Doch kommen wir nun zum eigentlichen Game. Während des Spielens steuern wir David durch sein Appartment und diversen Locations. Am Todestag seiner Frau erlitt David einen Kopfschuss. Dadurch verlor er zwar einen Teil seiner Erinnerungen, kann aber durch bestimmte Gegenstände, so genannte »Mementos« durch Raum und Zeit reisen. Die gesamte erste Staffel dreht sich um einen Drogen-Kurier, der mit einem Flugzeug zur Polizei gebracht werden soll und dessen Boss nur als »D« bekannt ist. Dieser »D« verkauft zu dem die Droge, die in Little Peggys Blut gefunden wurde. Doch mitten im Flug verschwindet der Drogenkurier und David nutzt ein blutverschmiertes Memento, um beim Flug dabei zu sein und herauszufinden, was mit dem Kurier passiert ist und wer »D« ist.

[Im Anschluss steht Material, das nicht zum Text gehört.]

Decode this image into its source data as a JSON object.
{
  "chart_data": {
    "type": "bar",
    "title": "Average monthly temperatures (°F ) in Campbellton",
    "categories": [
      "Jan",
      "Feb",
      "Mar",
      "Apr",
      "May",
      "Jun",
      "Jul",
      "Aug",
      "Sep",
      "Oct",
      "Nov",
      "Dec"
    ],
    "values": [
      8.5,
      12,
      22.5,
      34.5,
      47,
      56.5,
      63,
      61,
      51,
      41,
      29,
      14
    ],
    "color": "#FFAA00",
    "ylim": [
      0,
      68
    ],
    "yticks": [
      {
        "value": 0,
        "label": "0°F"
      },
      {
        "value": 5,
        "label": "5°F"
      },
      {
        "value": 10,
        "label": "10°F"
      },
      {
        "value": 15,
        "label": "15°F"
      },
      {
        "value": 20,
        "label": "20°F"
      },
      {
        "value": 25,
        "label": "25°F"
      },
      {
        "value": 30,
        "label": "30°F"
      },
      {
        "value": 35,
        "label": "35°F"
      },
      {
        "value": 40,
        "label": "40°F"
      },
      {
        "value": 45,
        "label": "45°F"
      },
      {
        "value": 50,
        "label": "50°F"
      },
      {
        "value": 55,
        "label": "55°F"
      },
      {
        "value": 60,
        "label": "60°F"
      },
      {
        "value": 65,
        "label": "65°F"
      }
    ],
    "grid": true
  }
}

Sobald das Spiel gestartet wird, beginnt eine unvergessliche und unglaublich Weirde Reise durch die Geschichte. Nicht nur bietet die Story viel Potenzial durch einen Zeitreisenden Detective, ihre größte Stärke sind vor allem die Charakteren. Zum einen hätten wie die Frau / Katze Amanda, den Vielfraß Forrest und so viele mehr. Das ganze Spiel strotzt, trotz seiner Kürze nur so vor erinnerungswürdigen und abgefuckten Charakteren.

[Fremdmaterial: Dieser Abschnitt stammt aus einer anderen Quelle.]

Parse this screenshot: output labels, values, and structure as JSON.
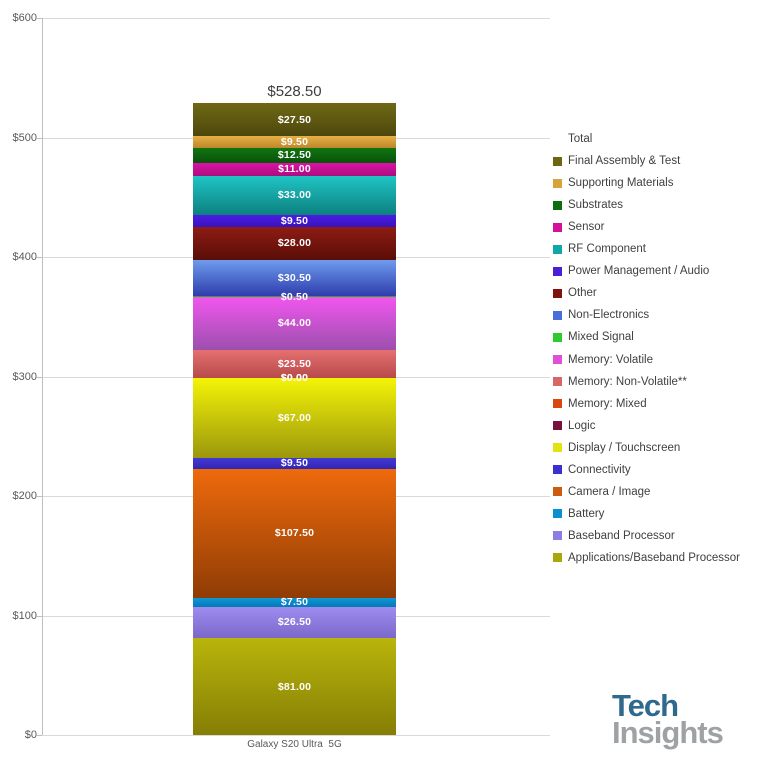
{
  "chart_data": {
    "type": "bar",
    "stacked": true,
    "categories": [
      "Galaxy S20 Ultra  5G"
    ],
    "total": {
      "value": 528.5,
      "label": "$528.50"
    },
    "ylim": [
      0,
      600
    ],
    "grid": true,
    "legend_position": "right",
    "legend_title": "Total",
    "y_ticks": [
      {
        "value": 0,
        "label": "$0"
      },
      {
        "value": 100,
        "label": "$100"
      },
      {
        "value": 200,
        "label": "$200"
      },
      {
        "value": 300,
        "label": "$300"
      },
      {
        "value": 400,
        "label": "$400"
      },
      {
        "value": 500,
        "label": "$500"
      },
      {
        "value": 600,
        "label": "$600"
      }
    ],
    "series_bottom_to_top": [
      {
        "name": "Applications/Baseband Processor",
        "value": 81.0,
        "label": "$81.00",
        "legend_color": "#aaa70a",
        "fill_top": "#b9b50b",
        "fill_bottom": "#857e06"
      },
      {
        "name": "Baseband Processor",
        "value": 26.5,
        "label": "$26.50",
        "legend_color": "#8d7ce3",
        "fill_top": "#9e8cee",
        "fill_bottom": "#7a68ca"
      },
      {
        "name": "Battery",
        "value": 7.5,
        "label": "$7.50",
        "legend_color": "#0a8fd0",
        "fill_top": "#0d96d8",
        "fill_bottom": "#0878b6"
      },
      {
        "name": "Camera / Image",
        "value": 107.5,
        "label": "$107.50",
        "legend_color": "#cc5c0f",
        "fill_top": "#ee6a0c",
        "fill_bottom": "#8f3c05"
      },
      {
        "name": "Connectivity",
        "value": 9.5,
        "label": "$9.50",
        "legend_color": "#3c2fd0",
        "fill_top": "#4438d8",
        "fill_bottom": "#3226b0"
      },
      {
        "name": "Display / Touchscreen",
        "value": 67.0,
        "label": "$67.00",
        "legend_color": "#e3e312",
        "fill_top": "#f4f407",
        "fill_bottom": "#9b970d"
      },
      {
        "name": "Logic",
        "value": 0.0,
        "label": "$0.00",
        "legend_color": "#77103d",
        "fill_top": "#77103d",
        "fill_bottom": "#77103d"
      },
      {
        "name": "Memory: Mixed",
        "value": 0.0,
        "label": "$0.00",
        "legend_color": "#d9480f",
        "fill_top": "#d9480f",
        "fill_bottom": "#d9480f"
      },
      {
        "name": "Memory: Non-Volatile**",
        "value": 23.5,
        "label": "$23.50",
        "legend_color": "#d96666",
        "fill_top": "#e57070",
        "fill_bottom": "#b84a4a"
      },
      {
        "name": "Memory: Volatile",
        "value": 44.0,
        "label": "$44.00",
        "legend_color": "#e14fd8",
        "fill_top": "#f156ee",
        "fill_bottom": "#9c4fae"
      },
      {
        "name": "Mixed Signal",
        "value": 0.5,
        "label": "$0.50",
        "legend_color": "#2eca2e",
        "fill_top": "#2ab42a",
        "fill_bottom": "#289c28"
      },
      {
        "name": "Non-Electronics",
        "value": 30.5,
        "label": "$30.50",
        "legend_color": "#4a6ed9",
        "fill_top": "#6f9bee",
        "fill_bottom": "#2e3dac"
      },
      {
        "name": "Other",
        "value": 28.0,
        "label": "$28.00",
        "legend_color": "#7e120e",
        "fill_top": "#8e1c14",
        "fill_bottom": "#5a0d07"
      },
      {
        "name": "Power Management / Audio",
        "value": 9.5,
        "label": "$9.50",
        "legend_color": "#4a1fd6",
        "fill_top": "#4a1ce2",
        "fill_bottom": "#3a13bc"
      },
      {
        "name": "RF Component",
        "value": 33.0,
        "label": "$33.00",
        "legend_color": "#0fa7a7",
        "fill_top": "#1fc4c4",
        "fill_bottom": "#0d8080"
      },
      {
        "name": "Sensor",
        "value": 11.0,
        "label": "$11.00",
        "legend_color": "#d3119c",
        "fill_top": "#dd12a6",
        "fill_bottom": "#a90d80"
      },
      {
        "name": "Substrates",
        "value": 12.5,
        "label": "$12.50",
        "legend_color": "#0e6e0e",
        "fill_top": "#0f7510",
        "fill_bottom": "#0a520a"
      },
      {
        "name": "Supporting Materials",
        "value": 9.5,
        "label": "$9.50",
        "legend_color": "#d9a33c",
        "fill_top": "#e7b045",
        "fill_bottom": "#bd872a"
      },
      {
        "name": "Final Assembly & Test",
        "value": 27.5,
        "label": "$27.50",
        "legend_color": "#6e6712",
        "fill_top": "#6f6915",
        "fill_bottom": "#4d470d"
      }
    ]
  },
  "logo": {
    "line1": "Tech",
    "line2": "Insights",
    "line1_color": "#2f6a8e",
    "line2_color": "#9fa2a4"
  }
}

Noch nie sagte ich, so oft in einem Spiel »What the fuck« wie hier. Und das Spiel zeigt eine der wichtigsten Grundsätze aller Autoren: Deine Geschichte, dein Szenario und deine Charaktere können so verrückt und unfassbar Merkwürdig sein, wie du möchtest, es muss nur ein stimmiges Gesamtbild abgeben. Wenn alles total merkwürdig und überzeichnet ist, dann passt es. Und es sollte jedme klar sein, der das Spiel spielen möchte. Ihr tut es nicht für das Gameplay, denn das is tnichts weiter als runtergebrochenes Adventure-Design. Ihr steuer David zu festgelegten Punkten, könnt ihn also nicht wirklich frei steuern. Und die Action-Sequenzen sind Quick-Time-Events, die zwar großartig inszeniert sind, aber spielerisch wenig Tiefgang besitzen.

D4 – Dark Dreams Dont Die ist nicht für jeden gedacht. Das Gameplay ist nicht der Rede wert und die Charaktere für viele wohl zu wirr. Doch diejenigen, die sich auf das Spiel einlassen können, erleben faszinierende Charaktere in einer tollen, nie beendeten Geschichte, in die sie sich einfach fallen lassen können.